Steve Papoutsis: Dead Space: Extraction is a guided first person experience - we have branching paths, areas of player controlled camera, zero-g, dismemberment, stasis, an array of unique weapons, TK, and a few other surprises that evolve the genre in many ways. Overkill was fun and, yes, it was a pure rail shooter. We have added so much to Extraction that comparisons to it should quickly fade away.
Eurogamer: HOTD was celebrated for its sense of humour, inventive level design and its replay value, which is often a problem for on-rails shooters. What were your main considerations in adapting Dead Space to Wii?
Steve Papoutsis: As I've mentioned, we have a diverse set of features and mechanics, co-op, a great new story, dismemberment and on and on. We took Dead Space's mechanics, added more, and evolved the genre just like the original Dead Space evolved the action/horror genre. Dead Space won over 60 awards worldwide and we are bringing that same design team, commitment to quality and some absolutely amazing visuals to Extraction.
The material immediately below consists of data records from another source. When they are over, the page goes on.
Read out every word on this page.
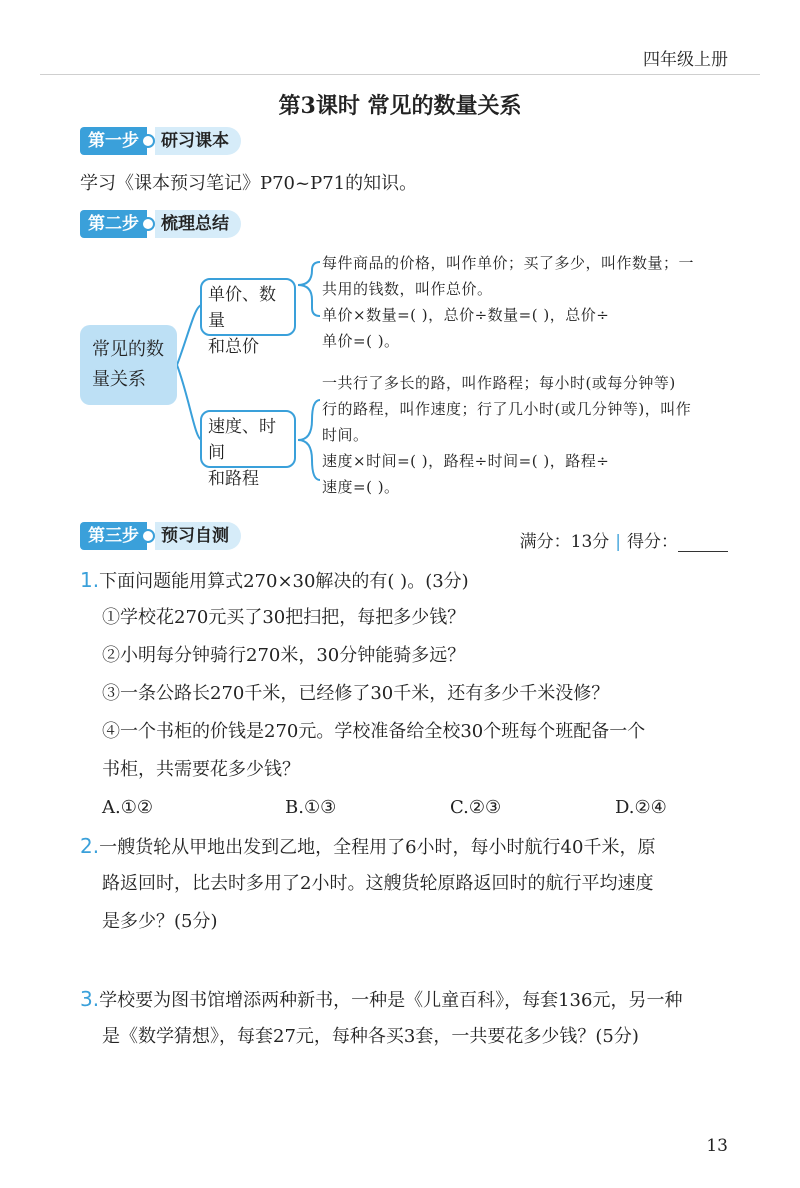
四年级上册
第3课时 常见的数量关系
第一步	研习课本
学习《课本预习笔记》P70~P71的知识。
第二步	梳理总结
常见的数
量关系
单价、数量
和总价
速度、时间
和路程
每件商品的价格，叫作单价；买了多少，叫作数量；一
共用的钱数，叫作总价。
单价×数量=( )，总价÷数量=( )，总价÷
单价=( )。
一共行了多长的路，叫作路程；每小时(或每分钟等)
行的路程，叫作速度；行了几小时(或几分钟等)，叫作
时间。
速度×时间=( )，路程÷时间=( )，路程÷
速度=( )。
第三步	预习自测	满分：13分 | 得分：
1.下面问题能用算式270×30解决的有( )。(3分)
①学校花270元买了30把扫把，每把多少钱？
②小明每分钟骑行270米，30分钟能骑多远？
③一条公路长270千米，已经修了30千米，还有多少千米没修？
④一个书柜的价钱是270元。学校准备给全校30个班每个班配备一个
书柜，共需要花多少钱？
A.①②	B.①③	C.②③	D.②④
2.一艘货轮从甲地出发到乙地，全程用了6小时，每小时航行40千米，原
路返回时，比去时多用了2小时。这艘货轮原路返回时的航行平均速度
是多少？(5分)
3.学校要为图书馆增添两种新书，一种是《儿童百科》，每套136元，另一种
是《数学猜想》，每套27元，每种各买3套，一共要花多少钱？(5分)
13
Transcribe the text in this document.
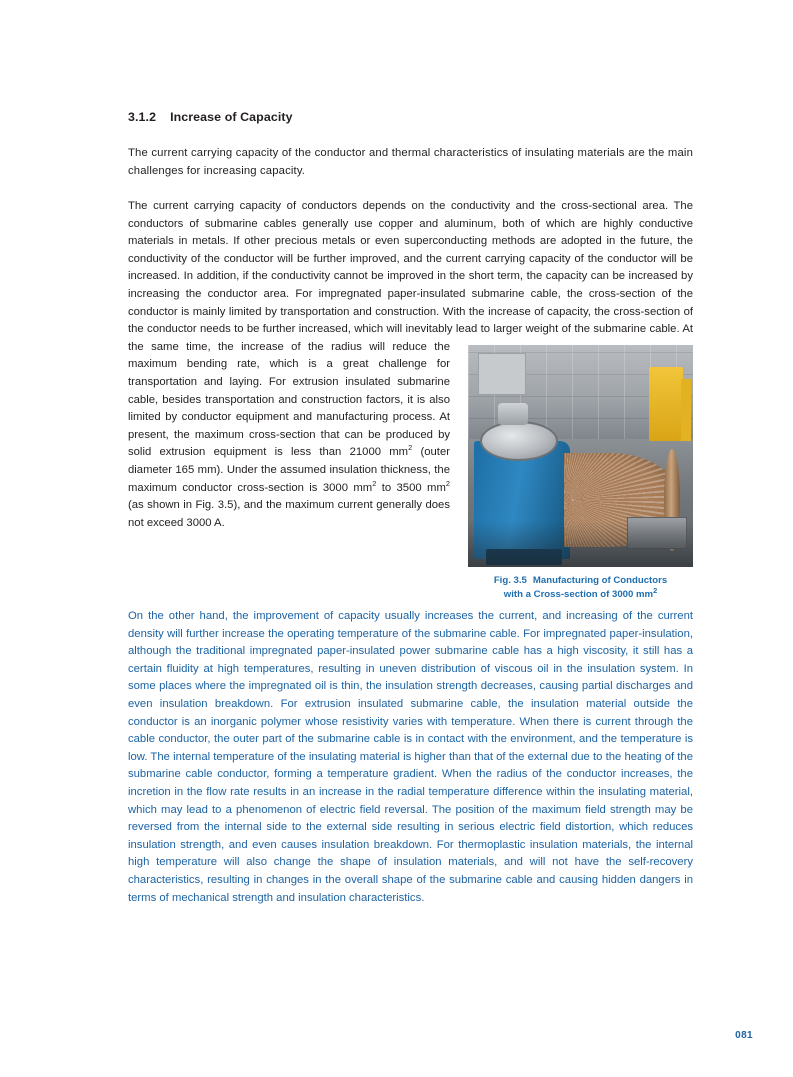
3.1.2 Increase of Capacity

The current carrying capacity of the conductor and thermal characteristics of insulating materials are the main challenges for increasing capacity.

The current carrying capacity of conductors depends on the conductivity and the cross-sectional area. The conductors of submarine cables generally use copper and aluminum, both of which are highly conductive materials in metals. If other precious metals or even superconducting methods are adopted in the future, the conductivity of the conductor will be further improved, and the current carrying capacity of the conductor will be increased. In addition, if the conductivity cannot be improved in the short term, the capacity can be increased by increasing the conductor area. For impregnated paper-insulated submarine cable, the cross-section of the conductor is mainly limited by transportation and construction. With the increase of capacity, the cross-section of the conductor needs to be further increased, which will inevitably lead to larger weight of the submarine cable. At the same time, the increase of the radius will reduce the maximum bending rate, which is a great challenge for transportation and laying. For extrusion insulated submarine cable, besides transportation and construction factors, it is also limited by conductor equipment and manufacturing process. At present, the maximum cross-section that can be produced by solid extrusion equipment is less than 21000 $mm^2$ (outer diameter 165 mm). Under the assumed insulation thickness, the maximum conductor cross-section is 3000 $mm^2$ to 3500 $mm^2$ (as shown in Fig. 3.5), and the maximum current generally does not exceed 3000 A.

Fig. 3.5 Manufacturing of Conductors
with a Cross-section of 3000 $mm^2$

On the other hand, the improvement of capacity usually increases the current, and increasing of the current density will further increase the operating temperature of the submarine cable. For impregnated paper-insulation, although the traditional impregnated paper-insulated power submarine cable has a high viscosity, it still has a certain fluidity at high temperatures, resulting in uneven distribution of viscous oil in the insulation system. In some places where the impregnated oil is thin, the insulation strength decreases, causing partial discharges and even insulation breakdown. For extrusion insulated submarine cable, the insulation material outside the conductor is an inorganic polymer whose resistivity varies with temperature. When there is current through the cable conductor, the outer part of the submarine cable is in contact with the environment, and the temperature is low. The internal temperature of the insulating material is higher than that of the external due to the heating of the submarine cable conductor, forming a temperature gradient. When the radius of the conductor increases, the incretion in the flow rate results in an increase in the radial temperature difference within the insulating material, which may lead to a phenomenon of electric field reversal. The position of the maximum field strength may be reversed from the internal side to the external side resulting in serious electric field distortion, which reduces insulation strength, and even causes insulation breakdown. For thermoplastic insulation materials, the internal high temperature will also change the shape of insulation materials, and will not have the self-recovery characteristics, resulting in changes in the overall shape of the submarine cable and causing hidden dangers in terms of mechanical strength and insulation characteristics.

081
I assure you, this is no dumbed down version of Dead Space, this is a high quality, fantastic addition to the Dead Space Universe.
Eurogamer: You've said that you're confident that you're pushing the Wii hardware further than any other team has previously, but technical limitations were obviously going to be an issue. Can you elaborate on that and talk about problems encountered, dodged and overcome?
Steve Papoutsis: No problems at all with the hardware, we freakin' love the Wii. We're just so confident in our very talented team that we can do some things that others haven't been able to.
Eurogamer: Although EA was commended for its new and less risk-averse development strategy in 2008, Dead Space was one of a number of games that struggled to bolster a damaging third quarter. Has that had any impact on Dead Space Extraction's development? Is EA looking to hedge its bets again?
Steve Papoutsis: It hasn't had any effect on Extraction. Dead Space has won over 60 awards worldwide and it was a success in so many ways. Extraction is for the fans, both Wii and Dead Space fans. We expand the fiction and story and are creating a brand new Dead Space experience designed specifically for the Wii.
Eurogamer: Finally, where do you expect Dead Space to head once the curtain falls on the Wii version?
Steve Papoutsis: Can't say right now. We are heads down and focused only on making another great Dead Space experience. We aren't thinking about the next game, we're thinking about this game. It looks and plays fantastic right now and we can't wait to unleash the next wave of Necromorphs on the world!
Dead Space: Extraction is slated for Autumn 2009, exclusive to Wii.